Snippets of the victorian error look absolutely sublime in some area’s, with lighting, textures and models all combining to something that you could swear was real-life at times. It’s a shame then that, like previously mentioned, you spend a great deal of time in linear corridors or sewers. I understand the complications behind making a fairly open world: the amount of assets that would have had to be made would be staggering, even with the support of Sony behind a team, but even so, to have so many reused and boring locales is annoying and down-right shocking considering these segments don’t make use of the setting. 1886 was a fantastic year that the developers could have genuinely shown more of, instead we’re left with a game that really could have been set in any time period: for the most part you wouldn’t tell.

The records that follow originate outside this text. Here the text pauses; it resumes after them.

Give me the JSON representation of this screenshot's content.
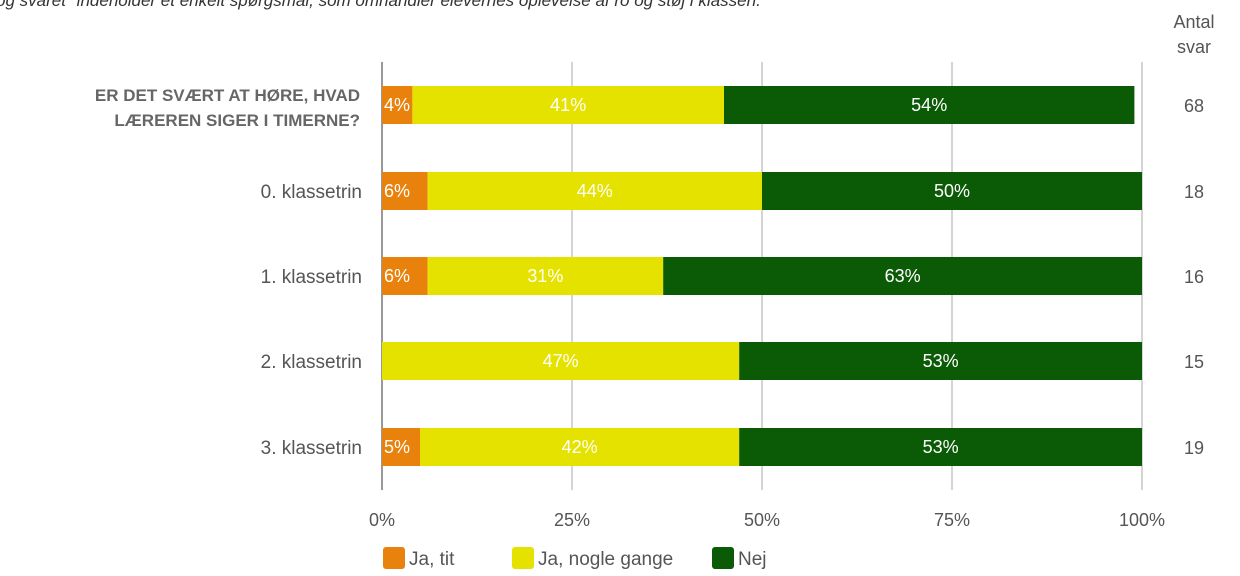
{
  "caption": "og svaret \"indeholder et enkelt spørgsmål, som omhandler elevernes oplevelse af ro og støj i klassen.",
  "count_header": [
    "Antal",
    "svar"
  ],
  "chart_data": {
    "type": "bar",
    "orientation": "horizontal",
    "stacked": true,
    "percent": true,
    "xlim": [
      0,
      100
    ],
    "xticks": [
      "0%",
      "25%",
      "50%",
      "75%",
      "100%"
    ],
    "grid": true,
    "legend_position": "bottom",
    "categories": [
      "ER DET SVÆRT AT HØRE, HVAD LÆREREN SIGER I TIMERNE?",
      "0. klassetrin",
      "1. klassetrin",
      "2. klassetrin",
      "3. klassetrin"
    ],
    "series": [
      {
        "name": "Ja, tit",
        "color": "#e8820c",
        "values": [
          4,
          6,
          6,
          0,
          5
        ]
      },
      {
        "name": "Ja, nogle gange",
        "color": "#e6e200",
        "values": [
          41,
          44,
          31,
          47,
          42
        ]
      },
      {
        "name": "Nej",
        "color": "#0b5a06",
        "values": [
          54,
          50,
          63,
          53,
          53
        ]
      }
    ],
    "counts": [
      68,
      18,
      16,
      15,
      19
    ]
  }
}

Then there’s the gameplay, which turns into a simple case of running to the next area down linear corridors, ducking behind cover and killing endless hoards of enemies until you can move on again. At least when this is done in Gears of War the developers mix things up by giving you multiple ways to take on enemies, where as The Order sticks you in a confined area, a nuisance in later levels when enemies start bombarding you with grenades. Then there’s the fact that these small environments don’t leave much to be discovered. If entire houses were modelled we really could have explored this beautiful and fantastic victorian setting: instead we’re given stones and tiles as far as the eye can see, with multiple doors that can never be opened.

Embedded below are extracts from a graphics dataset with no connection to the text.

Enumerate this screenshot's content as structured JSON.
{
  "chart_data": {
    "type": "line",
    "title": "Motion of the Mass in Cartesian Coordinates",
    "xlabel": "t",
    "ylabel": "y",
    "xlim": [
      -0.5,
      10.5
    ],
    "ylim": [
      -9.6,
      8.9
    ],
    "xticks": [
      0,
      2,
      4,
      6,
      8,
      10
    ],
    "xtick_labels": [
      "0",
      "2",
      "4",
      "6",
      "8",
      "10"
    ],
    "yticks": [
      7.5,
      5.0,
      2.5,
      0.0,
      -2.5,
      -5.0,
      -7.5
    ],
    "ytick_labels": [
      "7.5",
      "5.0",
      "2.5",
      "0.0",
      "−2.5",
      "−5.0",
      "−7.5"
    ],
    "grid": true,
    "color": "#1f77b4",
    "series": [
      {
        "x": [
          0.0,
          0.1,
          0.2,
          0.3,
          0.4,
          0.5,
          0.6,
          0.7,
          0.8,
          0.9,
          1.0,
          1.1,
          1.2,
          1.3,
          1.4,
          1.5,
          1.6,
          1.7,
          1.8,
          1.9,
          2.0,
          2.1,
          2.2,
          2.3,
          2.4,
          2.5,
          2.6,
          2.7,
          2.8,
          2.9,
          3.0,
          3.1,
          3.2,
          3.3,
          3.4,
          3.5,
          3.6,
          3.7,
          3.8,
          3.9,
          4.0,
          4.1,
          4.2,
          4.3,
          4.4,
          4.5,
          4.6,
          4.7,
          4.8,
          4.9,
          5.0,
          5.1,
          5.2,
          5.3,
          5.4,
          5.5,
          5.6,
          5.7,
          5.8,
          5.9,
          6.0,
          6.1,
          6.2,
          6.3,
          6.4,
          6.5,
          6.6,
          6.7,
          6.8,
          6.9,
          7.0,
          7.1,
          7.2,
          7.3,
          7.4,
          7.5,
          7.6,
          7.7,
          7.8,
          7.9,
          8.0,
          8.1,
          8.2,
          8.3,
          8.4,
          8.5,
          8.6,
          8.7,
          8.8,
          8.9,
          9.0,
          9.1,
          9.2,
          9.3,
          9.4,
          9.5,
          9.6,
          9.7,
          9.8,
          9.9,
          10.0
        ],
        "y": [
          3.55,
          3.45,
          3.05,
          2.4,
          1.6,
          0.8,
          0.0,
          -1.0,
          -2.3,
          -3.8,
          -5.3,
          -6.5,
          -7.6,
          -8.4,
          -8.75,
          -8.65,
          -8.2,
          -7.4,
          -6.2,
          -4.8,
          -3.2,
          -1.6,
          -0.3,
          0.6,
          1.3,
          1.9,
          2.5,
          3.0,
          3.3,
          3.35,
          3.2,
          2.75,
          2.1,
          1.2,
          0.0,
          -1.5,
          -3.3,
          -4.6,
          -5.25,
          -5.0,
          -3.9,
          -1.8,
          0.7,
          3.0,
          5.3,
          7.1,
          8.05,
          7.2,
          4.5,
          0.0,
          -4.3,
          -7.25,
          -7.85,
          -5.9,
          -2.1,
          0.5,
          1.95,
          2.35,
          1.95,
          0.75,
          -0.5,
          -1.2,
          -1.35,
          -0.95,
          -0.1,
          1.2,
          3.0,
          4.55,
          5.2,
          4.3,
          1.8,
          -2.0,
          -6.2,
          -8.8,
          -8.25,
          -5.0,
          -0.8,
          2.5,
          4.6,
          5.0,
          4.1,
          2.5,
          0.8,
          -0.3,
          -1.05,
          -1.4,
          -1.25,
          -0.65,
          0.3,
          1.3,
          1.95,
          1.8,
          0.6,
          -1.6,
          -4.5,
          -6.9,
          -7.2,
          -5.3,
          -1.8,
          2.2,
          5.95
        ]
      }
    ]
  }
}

I will say that one criticism levelled against The Order 1886 wasn’t deserved: it’s length. Many reviews and gamers online said that the game could be completed in 5-6 hours, making the game extremely short and poor value. I noticed that in my play through, which was fairly rushed, I completed it in 8-9 hours. Granted, this isn’t much more time than others were quoting, but it felt like just the right length, not too short, but not over-staying it’s welcome.

Gameplay again was a little annoying when it comes to mythological creatures. For a game all about the knights of the round table and lycans, you’d expect there to be a lot of creatures to kill. Not so I’m afraid, with the vast majority of the game encompassing you taking out many, many human foes. There are a few warehouse scenes whereby you take on lycans in a confined area, but these are few and far between, and don’t do much to change up the gameplay. It’s a shame, as   the lycans and other creatures could have helped in mixing up the core combat loop, with some enemies maybe charging you or flying overhead at times. It would have certainly made the combat more engaging, and if anything, made the game as a whole more replayable.

So as a whole, The Order 1886 unfortunately did deserve many of the criticisms levelled at it. Whilst the setting was interesting, and the graphics absolutely sublime, the rest of the game falls apart when stretched to 8-9 hours. I hope the developers at Ready at Dawn get another chance to make another The Order, as there were hints of greatness here, the rest of the game just needed the same level of polish the graphics had.